No one does hangdog sadsack as well as Bateman, precisely because he doesn't engender too much sympathy so you don't spend every scene with him mired in Arthur Miller style guilt.
He's also focused on appearance, particularly in a "the importance of symbolism" way. He's trying to kickstart an anti-capitalist movement with his little heart logo (often tilted askew just to show how hip and casual it is.) His original career is as a PR man, which can be faulted for being too superficial, but can also emphasize the importance of appearances (and actions) despite whatever internal belief you might hold. This may be relevant for a movie about "a black man who wants to do good but acts like a underclass buffoon."
(In the scene where they first meet, the crowd is upset at Hancock through causing a train derailment to save Ray when there were a dozen other ways he could have done it, but Ray focuses on "and if he weren't here, I'd be dead.")
The point is, he is also well-intentioned, but Ray is not perfect. He's not the pure savior who will rescue Hancock, but he is a flawed human being who will work with Hancock together to overcome the effects of racism and degradation.

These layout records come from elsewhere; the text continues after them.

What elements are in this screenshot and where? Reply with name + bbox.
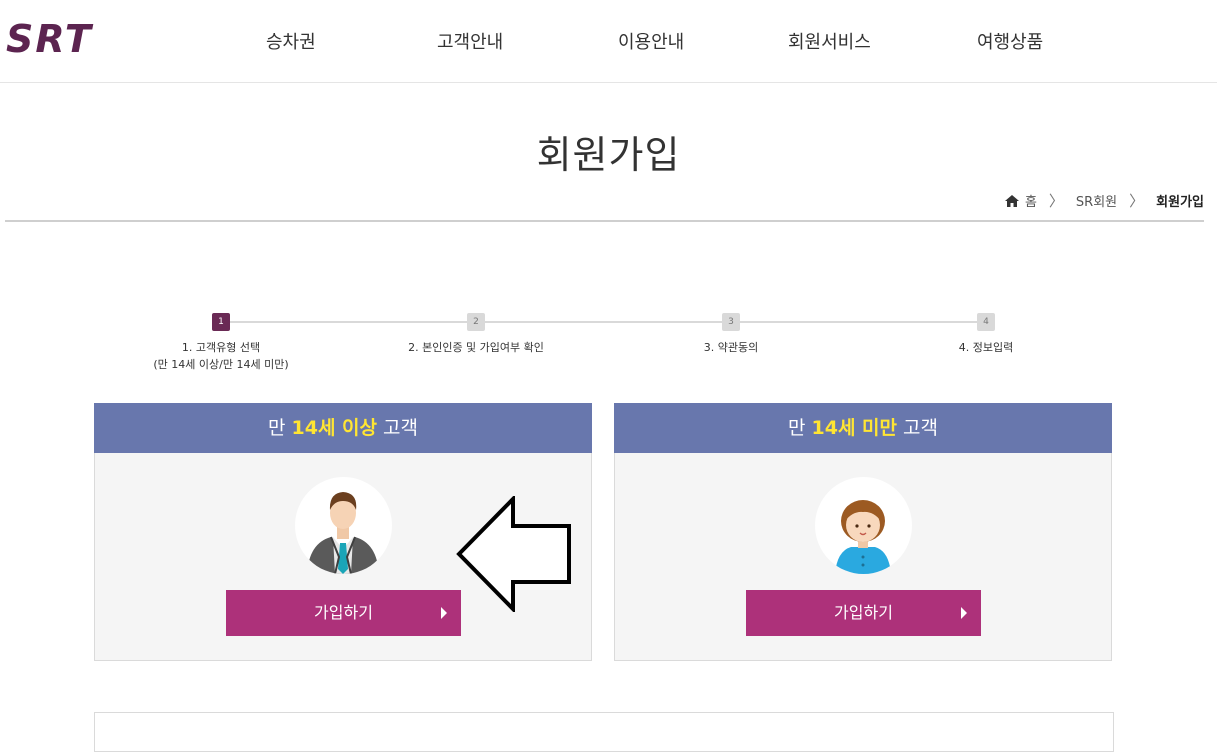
step-1-subtitle: (만 14세 이상/만 14세 미만)	[153, 358, 289, 371]
main-nav: 승차권 고객안내 이용안내 회원서비스 여행상품	[0, 28, 1217, 58]
step-3-indicator: 3	[722, 313, 740, 331]
adult-join-button[interactable]: 가입하기	[226, 590, 461, 636]
chevron-right-icon: 〉	[1048, 192, 1064, 210]
step-3-label: 3. 약관동의	[703, 341, 759, 354]
step-4-indicator: 4	[977, 313, 995, 331]
adult-header-prefix: 만	[267, 417, 292, 439]
progress-line	[222, 321, 986, 323]
child-customer-panel: 만 14세 미만 고객 가입하기	[614, 403, 1112, 661]
nav-member-service[interactable]: 회원서비스	[788, 28, 871, 54]
page-title: 회원가입	[536, 133, 681, 177]
child-join-label: 가입하기	[834, 603, 893, 622]
child-join-button[interactable]: 가입하기	[746, 590, 981, 636]
nav-usage-guide[interactable]: 이용안내	[618, 28, 684, 54]
adult-panel-header: 만 14세 이상 고객	[94, 403, 592, 453]
child-header-highlight: 14세 미만	[811, 417, 898, 439]
nav-customer-guide[interactable]: 고객안내	[437, 28, 503, 54]
child-header-prefix: 만	[787, 417, 812, 439]
adult-man-icon	[295, 477, 392, 574]
adult-header-highlight: 14세 이상	[291, 417, 378, 439]
step-4-label: 4. 정보입력	[958, 341, 1014, 354]
adult-join-label: 가입하기	[314, 603, 373, 622]
home-icon[interactable]	[1004, 194, 1019, 207]
breadcrumb: 홈 〉 SR회원 〉 회원가입	[1004, 190, 1204, 211]
breadcrumb-member[interactable]: SR회원	[1076, 191, 1117, 210]
site-header: SRT 승차권 고객안내 이용안내 회원서비스 여행상품	[0, 0, 1217, 83]
child-header-suffix: 고객	[897, 417, 939, 439]
step-1-label: 1. 고객유형 선택 (만 14세 이상/만 14세 미만)	[153, 339, 288, 373]
nav-travel-products[interactable]: 여행상품	[977, 28, 1043, 54]
step-2-label: 2. 본인인증 및 가입여부 확인	[408, 341, 544, 354]
chevron-right-icon: 〉	[1129, 192, 1145, 210]
info-box	[94, 712, 1114, 752]
nav-ticket[interactable]: 승차권	[266, 28, 316, 54]
title-divider	[5, 220, 1204, 222]
arrow-left-icon	[456, 496, 571, 612]
play-arrow-icon	[441, 607, 447, 619]
play-arrow-icon	[961, 607, 967, 619]
step-2-indicator: 2	[467, 313, 485, 331]
child-panel-header: 만 14세 미만 고객	[614, 403, 1112, 453]
breadcrumb-home[interactable]: 홈	[1025, 191, 1037, 210]
step-1-indicator: 1	[212, 313, 230, 331]
child-icon	[815, 477, 912, 574]
breadcrumb-current: 회원가입	[1156, 195, 1204, 210]
step-1-title: 1. 고객유형 선택	[181, 341, 261, 354]
adult-header-suffix: 고객	[377, 417, 419, 439]
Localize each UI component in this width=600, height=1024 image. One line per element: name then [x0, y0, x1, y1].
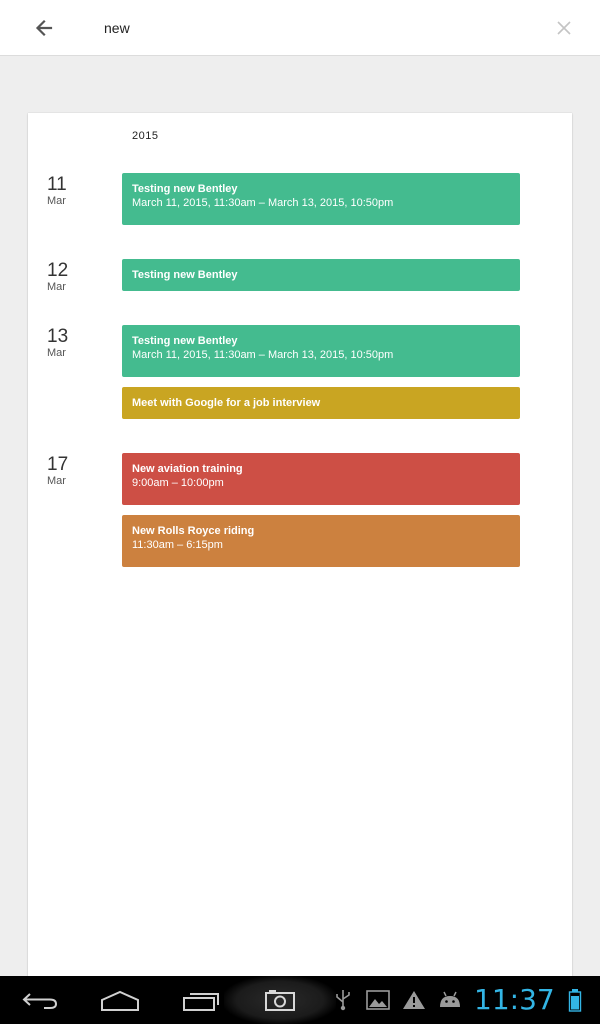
day-month: Mar	[47, 347, 66, 359]
event-chip[interactable]: Testing new Bentley	[122, 259, 520, 291]
clear-search-button[interactable]	[550, 14, 578, 42]
search-input[interactable]	[104, 16, 524, 40]
camera-icon	[265, 990, 295, 1011]
year-header: 2015	[132, 130, 159, 142]
usb-notification[interactable]	[334, 988, 352, 1012]
day-month: Mar	[47, 281, 66, 293]
system-back-button[interactable]	[20, 988, 60, 1012]
event-title: New Rolls Royce riding	[132, 525, 255, 537]
event-chip[interactable]: New aviation training 9:00am – 10:00pm	[122, 453, 520, 505]
warning-notification[interactable]	[402, 990, 426, 1010]
system-recent-apps-button[interactable]	[182, 988, 222, 1012]
date-label: 17 Mar	[47, 455, 107, 488]
event-title: Meet with Google for a job interview	[132, 397, 321, 409]
event-chip[interactable]: New Rolls Royce riding 11:30am – 6:15pm	[122, 515, 520, 567]
event-time: March 11, 2015, 11:30am – March 13, 2015…	[132, 349, 394, 361]
day-month: Mar	[47, 195, 66, 207]
android-notification[interactable]	[437, 989, 463, 1011]
warning-icon	[403, 991, 425, 1009]
day-number: 11	[47, 174, 67, 195]
search-results-card: 2015 11 Mar Testing new Bentley March 11…	[28, 113, 572, 976]
date-label: 12 Mar	[47, 261, 107, 294]
day-month: Mar	[47, 475, 66, 487]
event-chip[interactable]: Testing new Bentley March 11, 2015, 11:3…	[122, 325, 520, 377]
event-time: 11:30am – 6:15pm	[132, 539, 223, 551]
system-home-button[interactable]	[100, 990, 140, 1012]
search-toolbar	[0, 0, 600, 56]
event-title: Testing new Bentley	[132, 183, 238, 195]
status-clock[interactable]: 11:37	[474, 982, 555, 1018]
event-title: New aviation training	[132, 463, 243, 475]
event-title: Testing new Bentley	[132, 335, 238, 347]
android-icon	[440, 991, 460, 1007]
event-title: Testing new Bentley	[132, 269, 238, 281]
day-number: 12	[47, 260, 69, 281]
day-number: 13	[47, 326, 69, 347]
battery-status[interactable]	[568, 988, 582, 1012]
system-navigation-bar: 11:37	[0, 976, 600, 1024]
back-button[interactable]	[26, 10, 62, 46]
arrow-left-icon	[35, 19, 53, 37]
event-time: March 11, 2015, 11:30am – March 13, 2015…	[132, 197, 394, 209]
screenshot-button[interactable]	[264, 988, 296, 1012]
day-number: 17	[47, 454, 69, 475]
gallery-notification[interactable]	[366, 990, 390, 1010]
recent-apps-icon	[183, 993, 219, 1011]
close-icon	[557, 21, 571, 35]
event-time: 9:00am – 10:00pm	[132, 477, 224, 489]
gallery-icon	[366, 990, 390, 1010]
back-icon	[22, 993, 58, 1009]
event-chip[interactable]: Testing new Bentley March 11, 2015, 11:3…	[122, 173, 520, 225]
battery-icon	[568, 989, 582, 1012]
date-label: 13 Mar	[47, 327, 107, 360]
event-chip[interactable]: Meet with Google for a job interview	[122, 387, 520, 419]
home-icon	[101, 990, 139, 1011]
date-label: 11 Mar	[47, 175, 107, 208]
usb-icon	[336, 990, 350, 1011]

For instance, we've already gone over the way "asshole" is used to dehumanize the hero. Ray does not stride in declaring he doesn't use that word. In fact he says:
RAY: My basic diagnosis of your fundamental problem is... Wanna hear it?
Hancock: No. RAY: You're and asshole. I know. I call it like I see it though.

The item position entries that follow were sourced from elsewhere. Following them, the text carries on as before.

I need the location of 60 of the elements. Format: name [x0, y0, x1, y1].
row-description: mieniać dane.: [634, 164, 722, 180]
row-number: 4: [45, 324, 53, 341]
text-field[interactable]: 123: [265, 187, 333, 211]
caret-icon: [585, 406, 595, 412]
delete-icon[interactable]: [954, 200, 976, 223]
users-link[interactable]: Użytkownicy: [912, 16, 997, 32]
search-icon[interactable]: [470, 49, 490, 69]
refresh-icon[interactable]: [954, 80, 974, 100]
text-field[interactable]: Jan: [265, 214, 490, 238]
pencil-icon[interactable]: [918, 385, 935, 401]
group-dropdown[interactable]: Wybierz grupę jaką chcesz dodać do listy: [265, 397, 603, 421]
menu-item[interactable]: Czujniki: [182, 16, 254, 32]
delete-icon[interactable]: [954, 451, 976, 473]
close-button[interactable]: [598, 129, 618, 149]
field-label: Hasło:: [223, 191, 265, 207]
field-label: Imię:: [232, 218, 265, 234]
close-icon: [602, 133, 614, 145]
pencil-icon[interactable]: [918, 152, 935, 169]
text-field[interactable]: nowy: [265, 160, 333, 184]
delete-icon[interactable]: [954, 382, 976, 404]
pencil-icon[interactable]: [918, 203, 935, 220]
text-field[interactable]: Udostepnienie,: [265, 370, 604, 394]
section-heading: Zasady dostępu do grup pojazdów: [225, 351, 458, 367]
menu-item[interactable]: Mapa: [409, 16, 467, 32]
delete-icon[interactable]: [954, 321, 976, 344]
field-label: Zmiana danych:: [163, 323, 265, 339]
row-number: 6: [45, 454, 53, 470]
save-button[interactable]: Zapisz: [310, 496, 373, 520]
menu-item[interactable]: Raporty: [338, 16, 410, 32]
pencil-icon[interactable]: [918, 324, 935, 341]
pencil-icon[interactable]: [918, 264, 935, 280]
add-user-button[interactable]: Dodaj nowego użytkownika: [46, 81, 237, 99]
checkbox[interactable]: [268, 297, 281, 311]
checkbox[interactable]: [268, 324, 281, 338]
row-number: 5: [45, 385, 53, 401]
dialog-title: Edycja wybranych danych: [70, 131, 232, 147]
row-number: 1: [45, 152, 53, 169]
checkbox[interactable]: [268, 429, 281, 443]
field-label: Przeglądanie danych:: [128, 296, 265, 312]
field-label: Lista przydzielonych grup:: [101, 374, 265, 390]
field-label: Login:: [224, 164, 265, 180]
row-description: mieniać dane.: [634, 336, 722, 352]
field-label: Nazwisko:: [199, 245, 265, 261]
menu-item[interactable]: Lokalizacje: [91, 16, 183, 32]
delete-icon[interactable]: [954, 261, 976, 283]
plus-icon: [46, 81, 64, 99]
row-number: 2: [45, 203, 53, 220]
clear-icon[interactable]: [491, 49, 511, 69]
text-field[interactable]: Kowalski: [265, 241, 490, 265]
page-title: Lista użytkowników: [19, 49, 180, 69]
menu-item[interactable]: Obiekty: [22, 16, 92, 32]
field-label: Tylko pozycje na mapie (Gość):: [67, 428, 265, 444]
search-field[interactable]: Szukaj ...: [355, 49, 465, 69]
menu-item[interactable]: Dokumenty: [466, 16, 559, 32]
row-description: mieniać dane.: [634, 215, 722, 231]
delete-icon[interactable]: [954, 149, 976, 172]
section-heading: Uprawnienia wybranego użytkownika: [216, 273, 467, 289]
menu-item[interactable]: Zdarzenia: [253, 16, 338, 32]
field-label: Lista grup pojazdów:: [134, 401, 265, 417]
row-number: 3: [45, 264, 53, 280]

No character in a movie has ever said "I call it like I see it" and earned the audience's sympathy. Ray is not beyond the rest of his society's assumptions and perceptions, he's just trying to do something productive about it even while being caught in that trap.
His character is not... super interesting after that. Once Hancock goes to jail, he shifts from an active role in the plot, to mostly applauding Hancock's growth, and being an audience stand in for the confusion around the "plot twist". He has some good shots in the final, fairly horrific, confrontation, but mostly they say "Ray can help too."
But even as an archetype, Ray is useful. For a while after all, the movie has the highly symbolic trio of "white man, black man, white woman" trying to find their social status in relation to each other. The funniest joke is probably when Hancock (a freakishly strong flying god) is arguing with Mary (another freakishly strong flying god) and resolves "I'm going to tell Ray!" as their arbiter. Even when the black man and white woman possess immense physical power, society's constructions make them think they need to go to the white man for approval.